Dr. Smith’s research focuses on transcriptional measurements of circadian integrity, their associations with aging and disease, and integrating these findings with multiomics data. She described a method called “time signature,” which estimates the internal body clock time based on gene expression, identifying discrepancies between true time and transcriptomic time. This method has been validated in older adults, correlating well with actigraphy and melatonin onset. In critical illness, however, the concordance between true time and body clock time is severely disrupted, correlating with the severity of encephalopathy.

Dr. Smith conducted a pilot study on cardiac surgery patients, collecting blood samples at various times around surgery, finding that preoperative circadian disruptions correlated with postoperative delirium severity. She is now expanding this study and exploring circadian prehabilitation programs.

Finally, Hassan Dashti, PhD, RN, an assistant professor in the department of anesthesia, critical care, and pain medicine at Massachusetts General Hospital and Harvard Medical School, discussed the circadian considerations for nutrition support in the ICU. Nutrition involves three main dimensions: quantity, quality, and timing. Food acts as a zeitgeber, primarily affecting peripheral tissues rather than the central clock. Normally, humans eat during the day and fast at night. Eating at night disrupts this natural cycle, leading to worse health outcomes, particularly in shift workers, as glucose tolerance and other mechanisms to process caloric loads are reduced at night. Standard ICU nutrition practices currently involve continuous feeding, which can lead to dysglycemia and increased aspiration risk.

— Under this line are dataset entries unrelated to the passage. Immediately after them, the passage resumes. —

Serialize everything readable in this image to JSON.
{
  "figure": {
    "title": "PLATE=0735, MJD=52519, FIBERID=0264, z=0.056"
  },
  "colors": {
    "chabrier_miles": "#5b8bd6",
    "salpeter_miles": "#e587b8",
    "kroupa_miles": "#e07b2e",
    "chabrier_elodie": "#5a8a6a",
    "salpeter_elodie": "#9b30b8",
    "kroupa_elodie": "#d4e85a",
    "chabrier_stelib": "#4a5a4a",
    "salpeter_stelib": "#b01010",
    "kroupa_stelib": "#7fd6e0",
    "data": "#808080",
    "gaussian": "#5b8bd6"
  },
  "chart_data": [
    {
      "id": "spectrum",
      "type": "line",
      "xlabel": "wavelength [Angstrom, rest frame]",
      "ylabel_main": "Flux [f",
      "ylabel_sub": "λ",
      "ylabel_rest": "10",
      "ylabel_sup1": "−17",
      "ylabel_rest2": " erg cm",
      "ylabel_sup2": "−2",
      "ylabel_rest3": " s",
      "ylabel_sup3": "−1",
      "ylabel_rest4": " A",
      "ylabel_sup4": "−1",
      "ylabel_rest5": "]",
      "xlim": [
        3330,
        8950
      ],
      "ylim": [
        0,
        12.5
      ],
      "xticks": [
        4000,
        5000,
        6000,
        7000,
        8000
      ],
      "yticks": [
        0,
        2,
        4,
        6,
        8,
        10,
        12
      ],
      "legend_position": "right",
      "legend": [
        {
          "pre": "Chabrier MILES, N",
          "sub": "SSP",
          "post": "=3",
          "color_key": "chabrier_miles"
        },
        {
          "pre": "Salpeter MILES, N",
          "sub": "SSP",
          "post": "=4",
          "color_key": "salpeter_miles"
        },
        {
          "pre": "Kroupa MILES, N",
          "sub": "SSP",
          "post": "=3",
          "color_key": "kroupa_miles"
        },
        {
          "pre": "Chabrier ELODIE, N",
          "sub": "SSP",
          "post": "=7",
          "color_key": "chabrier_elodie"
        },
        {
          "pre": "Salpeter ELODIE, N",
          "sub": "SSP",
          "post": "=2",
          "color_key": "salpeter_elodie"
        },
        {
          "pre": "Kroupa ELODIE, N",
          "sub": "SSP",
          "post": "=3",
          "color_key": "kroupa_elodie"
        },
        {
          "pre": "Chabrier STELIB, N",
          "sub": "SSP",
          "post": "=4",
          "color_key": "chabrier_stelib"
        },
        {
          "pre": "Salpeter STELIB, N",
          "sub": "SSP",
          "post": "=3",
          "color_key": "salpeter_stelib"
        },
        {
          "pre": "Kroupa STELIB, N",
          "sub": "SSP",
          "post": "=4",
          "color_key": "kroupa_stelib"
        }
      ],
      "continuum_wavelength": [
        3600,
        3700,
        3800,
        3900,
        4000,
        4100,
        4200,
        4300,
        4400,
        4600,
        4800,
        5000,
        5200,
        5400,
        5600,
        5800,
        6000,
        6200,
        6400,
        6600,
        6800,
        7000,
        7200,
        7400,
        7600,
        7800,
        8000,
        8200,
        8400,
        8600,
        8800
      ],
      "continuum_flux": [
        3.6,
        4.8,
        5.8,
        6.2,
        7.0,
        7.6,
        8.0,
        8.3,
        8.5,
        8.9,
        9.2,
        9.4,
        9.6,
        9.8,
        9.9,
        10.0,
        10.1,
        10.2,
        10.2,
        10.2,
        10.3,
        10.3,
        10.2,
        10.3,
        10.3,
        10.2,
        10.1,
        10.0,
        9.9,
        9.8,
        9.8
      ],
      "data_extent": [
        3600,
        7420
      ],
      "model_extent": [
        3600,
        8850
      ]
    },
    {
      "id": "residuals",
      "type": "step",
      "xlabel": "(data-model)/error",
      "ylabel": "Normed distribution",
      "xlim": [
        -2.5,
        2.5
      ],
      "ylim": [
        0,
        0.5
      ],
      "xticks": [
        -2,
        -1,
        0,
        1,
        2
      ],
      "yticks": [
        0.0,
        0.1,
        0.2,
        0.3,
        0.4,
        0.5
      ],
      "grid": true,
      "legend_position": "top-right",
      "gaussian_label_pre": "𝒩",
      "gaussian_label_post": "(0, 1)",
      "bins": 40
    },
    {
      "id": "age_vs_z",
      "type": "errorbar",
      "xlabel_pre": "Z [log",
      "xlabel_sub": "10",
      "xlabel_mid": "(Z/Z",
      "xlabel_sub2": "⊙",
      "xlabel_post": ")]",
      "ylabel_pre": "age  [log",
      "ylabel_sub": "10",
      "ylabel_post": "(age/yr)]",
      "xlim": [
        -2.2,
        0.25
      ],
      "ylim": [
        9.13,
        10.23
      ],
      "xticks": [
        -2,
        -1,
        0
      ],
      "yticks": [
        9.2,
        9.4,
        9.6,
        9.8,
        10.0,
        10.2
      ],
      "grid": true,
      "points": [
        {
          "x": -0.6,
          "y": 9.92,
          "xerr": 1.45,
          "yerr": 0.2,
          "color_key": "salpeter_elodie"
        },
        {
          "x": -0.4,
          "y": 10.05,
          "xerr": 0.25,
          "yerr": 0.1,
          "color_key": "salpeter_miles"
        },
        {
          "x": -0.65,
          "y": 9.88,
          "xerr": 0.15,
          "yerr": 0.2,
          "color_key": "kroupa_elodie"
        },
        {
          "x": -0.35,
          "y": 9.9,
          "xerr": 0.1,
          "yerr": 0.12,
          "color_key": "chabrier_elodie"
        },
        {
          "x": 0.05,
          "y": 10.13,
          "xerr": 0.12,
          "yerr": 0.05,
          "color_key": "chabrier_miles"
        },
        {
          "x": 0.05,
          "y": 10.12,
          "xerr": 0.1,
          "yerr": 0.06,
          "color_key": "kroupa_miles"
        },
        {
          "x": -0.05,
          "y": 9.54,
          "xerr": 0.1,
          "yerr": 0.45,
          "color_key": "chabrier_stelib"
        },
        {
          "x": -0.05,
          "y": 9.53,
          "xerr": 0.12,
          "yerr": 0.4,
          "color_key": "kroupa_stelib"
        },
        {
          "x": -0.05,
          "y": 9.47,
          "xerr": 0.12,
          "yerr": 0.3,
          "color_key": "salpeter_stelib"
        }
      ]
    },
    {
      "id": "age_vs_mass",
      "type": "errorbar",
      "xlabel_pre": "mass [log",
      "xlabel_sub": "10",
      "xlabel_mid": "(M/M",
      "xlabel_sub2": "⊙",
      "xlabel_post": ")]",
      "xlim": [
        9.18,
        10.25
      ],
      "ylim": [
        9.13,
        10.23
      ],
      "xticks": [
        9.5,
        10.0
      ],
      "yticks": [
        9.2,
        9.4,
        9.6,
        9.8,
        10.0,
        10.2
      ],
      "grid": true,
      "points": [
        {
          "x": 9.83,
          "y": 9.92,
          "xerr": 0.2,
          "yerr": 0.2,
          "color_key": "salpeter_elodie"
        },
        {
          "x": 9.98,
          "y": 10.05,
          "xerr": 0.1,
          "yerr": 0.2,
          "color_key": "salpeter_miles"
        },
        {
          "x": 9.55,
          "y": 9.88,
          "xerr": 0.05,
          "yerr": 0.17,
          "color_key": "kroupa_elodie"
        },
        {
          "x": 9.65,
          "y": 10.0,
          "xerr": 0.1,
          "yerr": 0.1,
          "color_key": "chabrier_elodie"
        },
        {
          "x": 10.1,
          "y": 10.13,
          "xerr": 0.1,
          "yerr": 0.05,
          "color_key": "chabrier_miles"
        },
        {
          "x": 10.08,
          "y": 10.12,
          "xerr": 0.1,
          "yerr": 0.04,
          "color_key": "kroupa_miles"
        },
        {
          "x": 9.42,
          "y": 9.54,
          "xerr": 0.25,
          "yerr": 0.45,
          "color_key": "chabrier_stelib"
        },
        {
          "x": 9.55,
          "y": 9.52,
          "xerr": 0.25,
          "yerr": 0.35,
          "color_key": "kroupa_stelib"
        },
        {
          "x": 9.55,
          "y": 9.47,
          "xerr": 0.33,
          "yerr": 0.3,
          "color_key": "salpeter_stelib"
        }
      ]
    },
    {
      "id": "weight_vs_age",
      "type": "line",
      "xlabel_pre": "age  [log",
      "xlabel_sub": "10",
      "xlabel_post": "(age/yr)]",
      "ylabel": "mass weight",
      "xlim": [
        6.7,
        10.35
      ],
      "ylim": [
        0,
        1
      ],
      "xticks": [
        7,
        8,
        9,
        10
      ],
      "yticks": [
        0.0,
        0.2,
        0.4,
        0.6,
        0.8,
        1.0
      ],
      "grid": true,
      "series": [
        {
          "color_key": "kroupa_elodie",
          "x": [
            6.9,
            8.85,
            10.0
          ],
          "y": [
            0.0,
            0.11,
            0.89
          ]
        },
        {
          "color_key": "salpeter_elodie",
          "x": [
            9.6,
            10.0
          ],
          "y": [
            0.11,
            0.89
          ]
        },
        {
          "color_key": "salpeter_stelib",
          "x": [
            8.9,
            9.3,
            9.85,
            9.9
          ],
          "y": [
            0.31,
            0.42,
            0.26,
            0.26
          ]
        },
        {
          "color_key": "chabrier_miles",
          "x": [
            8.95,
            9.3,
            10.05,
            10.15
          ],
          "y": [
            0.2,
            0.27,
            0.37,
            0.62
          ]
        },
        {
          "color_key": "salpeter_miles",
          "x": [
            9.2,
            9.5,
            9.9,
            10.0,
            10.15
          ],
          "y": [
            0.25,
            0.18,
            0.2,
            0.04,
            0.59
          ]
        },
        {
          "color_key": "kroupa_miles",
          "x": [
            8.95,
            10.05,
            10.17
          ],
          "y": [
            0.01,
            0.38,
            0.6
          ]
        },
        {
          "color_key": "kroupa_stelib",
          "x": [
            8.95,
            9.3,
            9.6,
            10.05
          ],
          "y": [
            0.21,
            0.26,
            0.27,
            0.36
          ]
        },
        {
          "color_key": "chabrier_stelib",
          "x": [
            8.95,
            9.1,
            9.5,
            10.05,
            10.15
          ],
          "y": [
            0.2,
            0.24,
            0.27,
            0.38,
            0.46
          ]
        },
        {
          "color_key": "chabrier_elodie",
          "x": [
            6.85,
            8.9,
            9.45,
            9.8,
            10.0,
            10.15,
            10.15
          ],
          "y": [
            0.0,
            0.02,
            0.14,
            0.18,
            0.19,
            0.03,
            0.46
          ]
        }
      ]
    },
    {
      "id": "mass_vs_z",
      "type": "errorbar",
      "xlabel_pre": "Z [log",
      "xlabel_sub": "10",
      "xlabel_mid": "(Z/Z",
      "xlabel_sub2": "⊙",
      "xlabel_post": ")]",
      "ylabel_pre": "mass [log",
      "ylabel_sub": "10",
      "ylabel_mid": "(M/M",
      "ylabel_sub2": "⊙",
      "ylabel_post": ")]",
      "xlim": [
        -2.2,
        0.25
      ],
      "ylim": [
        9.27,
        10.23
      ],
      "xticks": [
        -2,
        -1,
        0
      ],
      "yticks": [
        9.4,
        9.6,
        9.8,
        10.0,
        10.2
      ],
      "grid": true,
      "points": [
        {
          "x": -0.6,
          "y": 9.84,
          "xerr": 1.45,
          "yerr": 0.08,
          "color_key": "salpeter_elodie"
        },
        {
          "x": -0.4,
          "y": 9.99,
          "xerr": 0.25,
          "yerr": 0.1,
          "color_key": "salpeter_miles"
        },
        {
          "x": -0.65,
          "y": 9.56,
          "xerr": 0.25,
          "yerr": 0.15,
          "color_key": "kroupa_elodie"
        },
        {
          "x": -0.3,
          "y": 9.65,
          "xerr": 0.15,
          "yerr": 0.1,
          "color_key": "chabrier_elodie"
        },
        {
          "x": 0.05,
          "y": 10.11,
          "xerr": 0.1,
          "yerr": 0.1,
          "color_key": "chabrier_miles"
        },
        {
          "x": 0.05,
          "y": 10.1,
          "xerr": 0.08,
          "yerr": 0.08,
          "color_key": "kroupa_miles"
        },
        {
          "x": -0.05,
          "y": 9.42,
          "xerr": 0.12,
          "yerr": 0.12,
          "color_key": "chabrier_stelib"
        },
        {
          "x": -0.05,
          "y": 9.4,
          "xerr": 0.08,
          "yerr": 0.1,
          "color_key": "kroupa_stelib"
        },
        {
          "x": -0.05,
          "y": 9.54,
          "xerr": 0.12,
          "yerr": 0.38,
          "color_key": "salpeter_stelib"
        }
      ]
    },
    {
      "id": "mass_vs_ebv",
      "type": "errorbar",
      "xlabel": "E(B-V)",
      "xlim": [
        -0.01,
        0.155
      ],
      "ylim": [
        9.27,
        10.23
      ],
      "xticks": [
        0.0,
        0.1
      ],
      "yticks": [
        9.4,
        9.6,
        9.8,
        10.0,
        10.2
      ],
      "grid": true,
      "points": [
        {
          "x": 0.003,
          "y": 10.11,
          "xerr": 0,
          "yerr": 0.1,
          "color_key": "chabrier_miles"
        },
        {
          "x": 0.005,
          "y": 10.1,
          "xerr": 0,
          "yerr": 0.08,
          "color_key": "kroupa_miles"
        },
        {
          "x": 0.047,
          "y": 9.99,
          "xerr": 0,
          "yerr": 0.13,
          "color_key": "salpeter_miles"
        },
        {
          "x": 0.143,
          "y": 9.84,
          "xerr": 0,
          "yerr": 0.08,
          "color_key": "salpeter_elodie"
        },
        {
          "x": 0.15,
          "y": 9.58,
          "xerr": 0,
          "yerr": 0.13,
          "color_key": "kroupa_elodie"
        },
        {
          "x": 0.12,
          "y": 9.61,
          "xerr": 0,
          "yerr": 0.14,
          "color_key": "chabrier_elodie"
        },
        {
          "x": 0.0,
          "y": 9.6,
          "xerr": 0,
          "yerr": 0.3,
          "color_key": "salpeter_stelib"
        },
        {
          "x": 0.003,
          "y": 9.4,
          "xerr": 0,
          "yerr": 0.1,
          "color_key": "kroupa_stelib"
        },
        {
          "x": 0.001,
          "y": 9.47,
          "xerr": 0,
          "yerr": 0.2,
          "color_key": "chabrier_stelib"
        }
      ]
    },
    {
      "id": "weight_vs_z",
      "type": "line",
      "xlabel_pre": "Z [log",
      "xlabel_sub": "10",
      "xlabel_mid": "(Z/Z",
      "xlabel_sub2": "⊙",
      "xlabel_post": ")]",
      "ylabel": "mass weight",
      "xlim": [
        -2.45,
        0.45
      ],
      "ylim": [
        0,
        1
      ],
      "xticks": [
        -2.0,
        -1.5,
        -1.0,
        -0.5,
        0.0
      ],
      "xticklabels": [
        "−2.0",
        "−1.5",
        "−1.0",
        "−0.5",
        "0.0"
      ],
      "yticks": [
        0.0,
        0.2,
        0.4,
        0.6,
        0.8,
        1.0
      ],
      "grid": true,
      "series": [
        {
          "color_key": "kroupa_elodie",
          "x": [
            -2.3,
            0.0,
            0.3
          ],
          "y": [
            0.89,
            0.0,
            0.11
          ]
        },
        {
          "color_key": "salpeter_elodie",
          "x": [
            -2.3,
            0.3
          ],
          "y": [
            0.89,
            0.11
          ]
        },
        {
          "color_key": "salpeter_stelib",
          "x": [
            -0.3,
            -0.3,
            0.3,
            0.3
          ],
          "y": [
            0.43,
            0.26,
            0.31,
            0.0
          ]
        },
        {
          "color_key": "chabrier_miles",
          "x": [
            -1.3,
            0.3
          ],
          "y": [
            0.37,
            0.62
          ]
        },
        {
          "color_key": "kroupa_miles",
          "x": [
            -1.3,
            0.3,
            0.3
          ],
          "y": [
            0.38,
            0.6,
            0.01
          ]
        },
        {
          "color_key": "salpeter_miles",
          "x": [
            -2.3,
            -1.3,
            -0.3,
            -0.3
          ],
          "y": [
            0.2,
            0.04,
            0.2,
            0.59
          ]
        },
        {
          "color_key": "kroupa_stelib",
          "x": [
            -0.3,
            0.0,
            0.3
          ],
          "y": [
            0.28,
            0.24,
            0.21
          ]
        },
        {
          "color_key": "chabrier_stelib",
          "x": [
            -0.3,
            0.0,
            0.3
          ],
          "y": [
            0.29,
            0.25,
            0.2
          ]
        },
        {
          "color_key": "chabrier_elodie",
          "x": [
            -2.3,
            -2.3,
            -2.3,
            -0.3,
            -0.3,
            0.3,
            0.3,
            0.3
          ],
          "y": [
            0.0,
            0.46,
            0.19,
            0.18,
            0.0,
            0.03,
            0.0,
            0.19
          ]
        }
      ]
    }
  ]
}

Dr. Dashti proposed alternative feeding schedules, such as intermittent enteral feeding and daytime parenteral nutrition cycles, which mimic normal eating patterns. Pilot trials have shown these schedules to be safe, and ongoing trials are investigating their benefits, including better glucose control, reduced infection risk, maintained muscle mass, and improved sleep. However, these new schedules may not be suitable for all patients, particularly those at high risk of aspiration or with uncontrolled glycemia. Implementing these schedules requires re-evaluating protocols for feeding tube placement, glucose monitoring, insulin administration, and coordination with multidisciplinary teams. Future directions include aligning feeding schedules with circadian time rather than the actual clock time and integrating these into broader chrono-bundle interventions.

Understanding and potentially mitigating circadian disruptions could lead to improved patient outcomes and new therapeutic approaches and these three experts are making vital progress towards that goal.